# Green Tomatoes



## rabbitpatch (Jan 14, 2008)

Can you freeze green tomatoes? Well, I know you *CAN* freeze anything, but sometimes the result when you thaw later is less than desirable. If you freeze green tomatoes, do they break down to mush like ripe tomatoes would? Do you slice them, dice them, or leave them whole? What do you use them for later?

I have 2+ gallons of green tomatoes, of varying shapes, sizes, and varieties, that I pulled off the vines yesterday. I had loads of tomatoes this year, but most of them never even started to ripen for some reason (If anybody knows why, please share). Last nights temp was due to drop into the 30's so I pulled off all the green tomatoes and carried them in the house. Now I need to do something with them!


----------



## suitcase_sally (Mar 20, 2006)

Well, I guess we will find this answer together because I just froze a bunch. According to the Ball book, you just slice them about 1/4" thick and place freezer paper between them and place in jars or boxes. I did about a dozen tomatoes yesterday.


----------



## rabbitpatch (Jan 14, 2008)

Does your book say anything about the texture once they thaw? If you thaw and dry them a bit on paper towels, could the slices be fried (mmmm, fried green tomatoes)? Would they only be good for soups, salsas, etc. once thawed?

That's really my main question. I don't want to bother freezing them if they'll only be good for salsa later...might as well make the salsa now and save the freezer space if that's the case, ya know?


----------



## Macybaby (Jun 16, 2006)

I was just reading on a site where they were talking about all kinds of ways to prepare and freeze green tomatoes. For Fried ones, they breaded them and froze them.

I have no idea what site it was, I was looking for recipes and not interested in freezing them so didn't pay that much attention.


----------



## 7thswan (Nov 18, 2008)

suitcase_sally said:


> Well, I guess we will find this answer together because I just froze a bunch. According to the Ball book, you just slice them about 1/4" thick and place freezer paper between them and place in jars or boxes. I did about a dozen tomatoes yesterday.

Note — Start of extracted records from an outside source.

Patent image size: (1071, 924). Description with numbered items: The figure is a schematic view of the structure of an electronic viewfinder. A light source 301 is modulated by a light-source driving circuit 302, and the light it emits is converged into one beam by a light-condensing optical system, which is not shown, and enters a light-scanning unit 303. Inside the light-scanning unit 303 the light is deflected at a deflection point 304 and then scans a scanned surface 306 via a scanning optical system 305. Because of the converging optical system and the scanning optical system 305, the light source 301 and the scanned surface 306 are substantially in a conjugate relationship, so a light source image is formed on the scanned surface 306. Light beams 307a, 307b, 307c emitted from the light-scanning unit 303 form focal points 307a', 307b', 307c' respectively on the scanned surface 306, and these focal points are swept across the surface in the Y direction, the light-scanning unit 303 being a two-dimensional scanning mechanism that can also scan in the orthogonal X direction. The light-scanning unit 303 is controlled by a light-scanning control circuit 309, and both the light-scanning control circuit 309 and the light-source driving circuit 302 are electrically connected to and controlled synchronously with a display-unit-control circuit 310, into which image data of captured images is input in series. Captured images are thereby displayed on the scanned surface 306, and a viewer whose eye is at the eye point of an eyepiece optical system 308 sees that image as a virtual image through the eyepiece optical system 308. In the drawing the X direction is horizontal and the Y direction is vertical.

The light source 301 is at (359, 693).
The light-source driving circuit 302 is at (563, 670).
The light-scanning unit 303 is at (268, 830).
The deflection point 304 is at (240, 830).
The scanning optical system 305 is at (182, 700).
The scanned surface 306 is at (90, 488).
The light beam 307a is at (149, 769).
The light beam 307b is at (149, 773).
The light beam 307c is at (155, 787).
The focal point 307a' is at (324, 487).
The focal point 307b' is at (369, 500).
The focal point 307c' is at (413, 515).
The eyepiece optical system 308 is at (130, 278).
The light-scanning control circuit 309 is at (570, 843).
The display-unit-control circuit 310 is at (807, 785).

I did just what you said a couple of years back. They came out ok for frying, about like the texture of a cooked fried green tomatoe. You wouldn't know that they had been frozen. But I would suggest using tomatoes that the seed part hasen't developed very much.


----------



## NostalgicGranny (Aug 22, 2007)

Most of the time I don't bread them before I freeze them. Just freeze and when you are ready pull them out and bread them without defrosting. Same with zukes.


----------



## Just Little Me (Aug 9, 2007)

I am like Granny. I just slice and freeze, bread when I take them out to fry. They taste as good as a fresh off the vine one in the summer.
Ack, now I have to go get one to fry...............


----------